I want to show that $\pi^{-1}A$ is cyclic.
I assumed naturally that $a$ would generate $\pi^{-1}A$ if it is cyclic. So I tried to show that $\exists n$ such that $a^n=b$ for every $b\in\pi^{-1}A$.
Pick any $b\in \pi^{-1}A.$ then $\pi b\in A\implies bX\in A$. So $bX=a^iX$ for some $i$.
Thus $bx^k=a^i$ for some $k$.
$\implies x^k=b^{-1}a^i\implies e=x^{km}=b^{-m}a^{im}$, where $m=|X|$.
$\implies b^m=a^{im}.$
But I think I can't just take $m$-th root on both sides.
How to proceed from here?
Best Answer
If we replace $G$ by $\pi^{-1}(A)$ then your problem is the following: Suppose that $X$ is a cyclic subgroup of $G$ such that $A=G/X$ is cyclic. Show that $G$ is cyclic. As mentioned in the comments this is not true in general.

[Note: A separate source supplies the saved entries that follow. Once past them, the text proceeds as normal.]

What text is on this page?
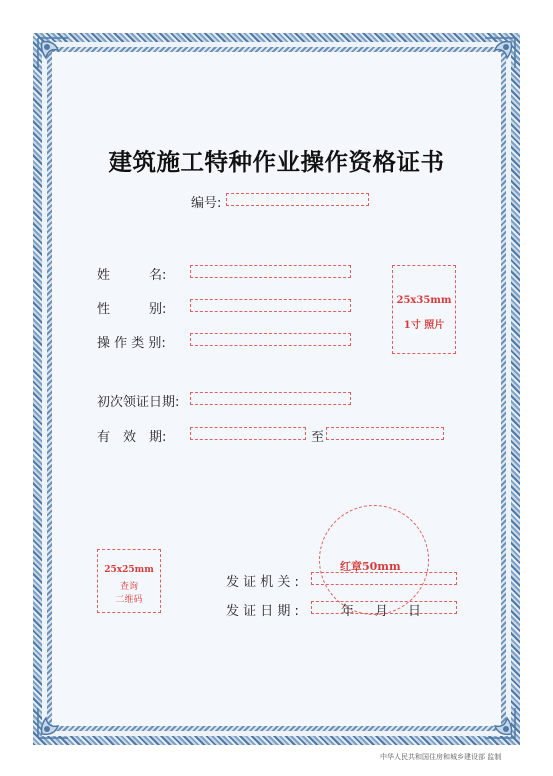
建筑施工特种作业操作资格证书
编号:
姓　　　名:
性　　　别:
操 作 类 别:
25x35mm
1寸 照片
初次领证日期:
有　效　期:	至
红章50mm
25x25mm
查询
二维码
发 证 机 关 :
发 证 日 期 :	年 月 日
中华人民共和国住房和城乡建设部 监制
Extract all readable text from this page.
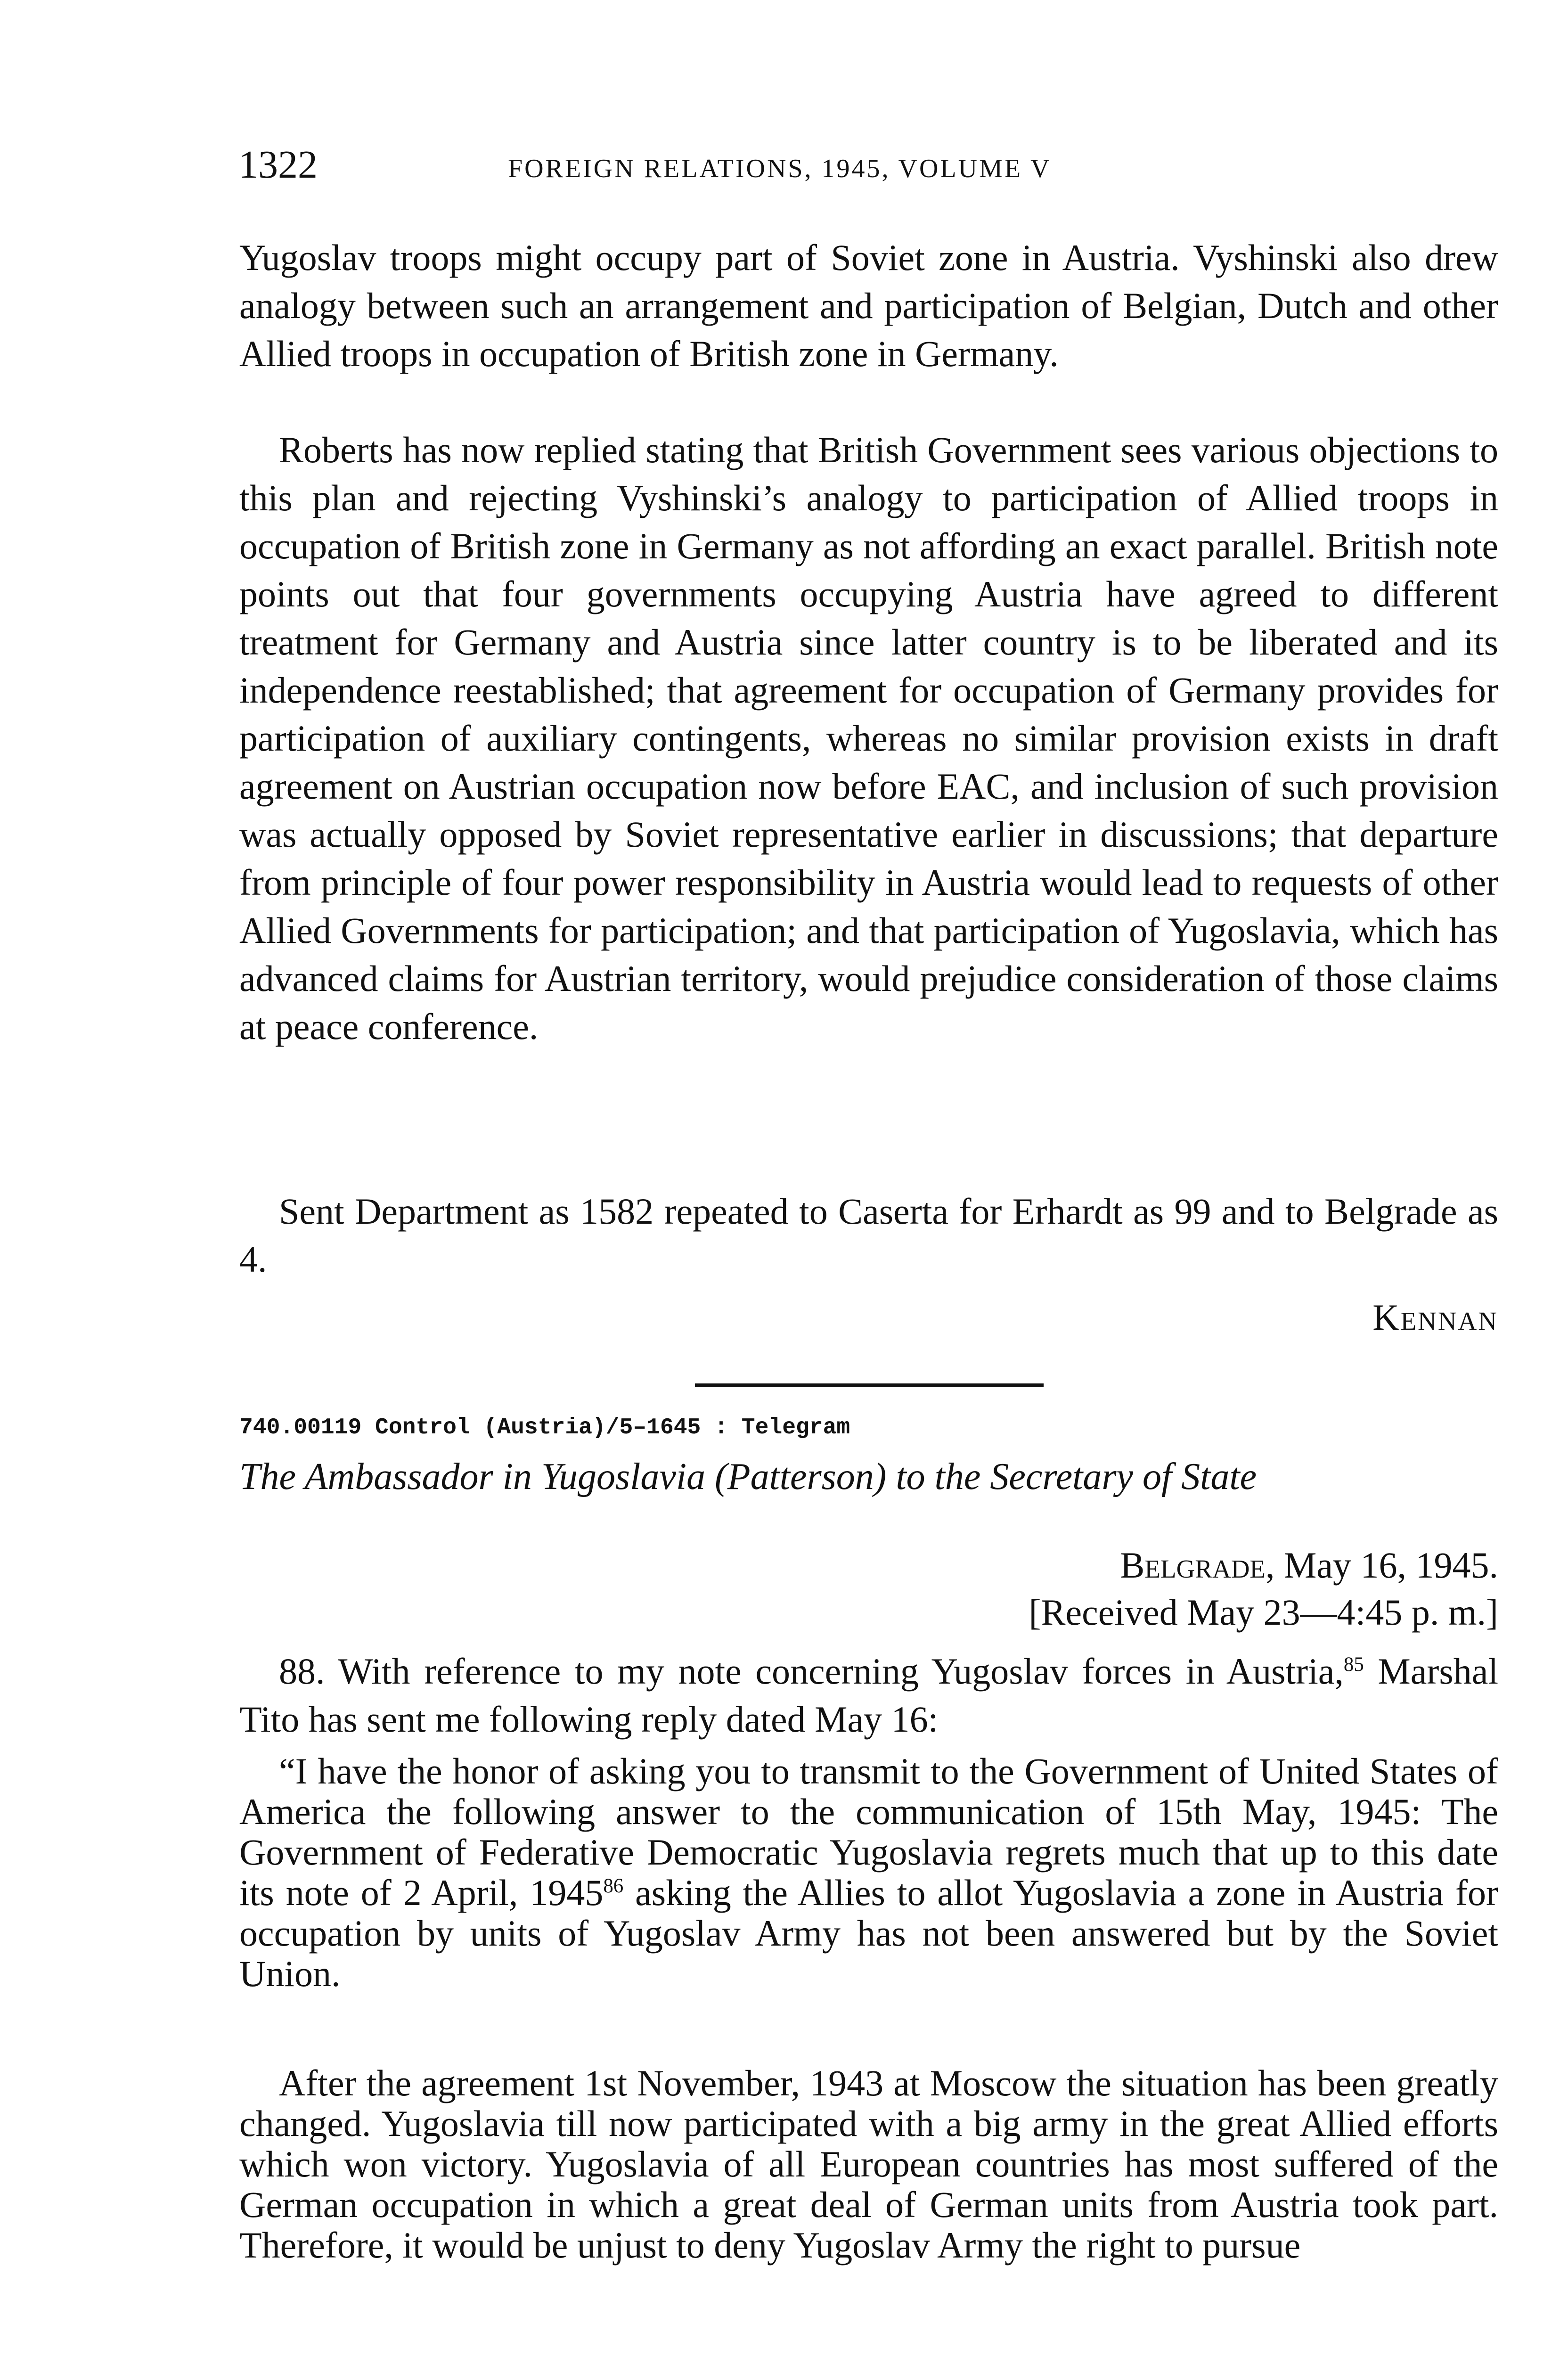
1322	FOREIGN RELATIONS, 1945, VOLUME V

Yugoslav troops might occupy part of Soviet zone in Austria. Vyshinski also drew analogy between such an arrangement and participation of Belgian, Dutch and other Allied troops in occupation of British zone in Germany.

Roberts has now replied stating that British Government sees various objections to this plan and rejecting Vyshinski’s analogy to participation of Allied troops in occupation of British zone in Germany as not affording an exact parallel. British note points out that four governments occupying Austria have agreed to different treatment for Germany and Austria since latter country is to be liberated and its independence reestablished; that agreement for occupation of Germany provides for participation of auxiliary contingents, whereas no similar provision exists in draft agreement on Austrian occupation now before EAC, and inclusion of such provision was actually opposed by Soviet representative earlier in discussions; that departure from principle of four power responsibility in Austria would lead to requests of other Allied Governments for participation; and that participation of Yugoslavia, which has advanced claims for Austrian territory, would prejudice consideration of those claims at peace conference.

Sent Department as 1582 repeated to Caserta for Erhardt as 99 and to Belgrade as 4.

Kennan
740.00119 Control (Austria)/5–1645 : Telegram
The Ambassador in Yugoslavia (Patterson) to the Secretary of State
Belgrade, May 16, 1945.
[Received May 23—4:45 p. m.]

88. With reference to my note concerning Yugoslav forces in Austria,$^{85}$ Marshal Tito has sent me following reply dated May 16:

“I have the honor of asking you to transmit to the Government of United States of America the following answer to the communication of 15th May, 1945: The Government of Federative Democratic Yugoslavia regrets much that up to this date its note of 2 April, 1945$^{86}$ asking the Allies to allot Yugoslavia a zone in Austria for occupation by units of Yugoslav Army has not been answered but by the Soviet Union.

After the agreement 1st November, 1943 at Moscow the situation has been greatly changed. Yugoslavia till now participated with a big army in the great Allied efforts which won victory. Yugoslavia of all European countries has most suffered of the German occupation in which a great deal of German units from Austria took part. Therefore, it would be unjust to deny Yugoslav Army the right to pursue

However, it is true if $gcd(|X|,|A|)=1$. You can prove it as follows: First use that (by the assumption) there is an element $g\in G$ which maps to a generator of $A$ and has order $|A|$. Then consider the order of $gx^k$, which is $|X|\cdot|A|$ for suitable $k$ (again use here that $gcd(|X|,|A|)=1$).
$G$ can always be of the form $X\times A$ which is not cyclic if $gcd(|X|,|A|)\neq1$, so the statement does not hold in general.
A more structural view: We are interested in the central extensions of the form $$1\longrightarrow X\longrightarrow G\longrightarrow A\longrightarrow1,$$ which are in bijection with the second group cohomology $H^2(A;X)$. In case that $A$ and $X$ are cyclic this group is isomorphic to $\mathbb{Z}_{|X|}/|A|\mathbb{Z}_{|X|}$. In case that $gcd(|X|,|A|)=1$ this group is trivial, so $G=X\times A$, which is cyclic (in this case). In the other cases the group is not trivial and there are several possibilities for $G$.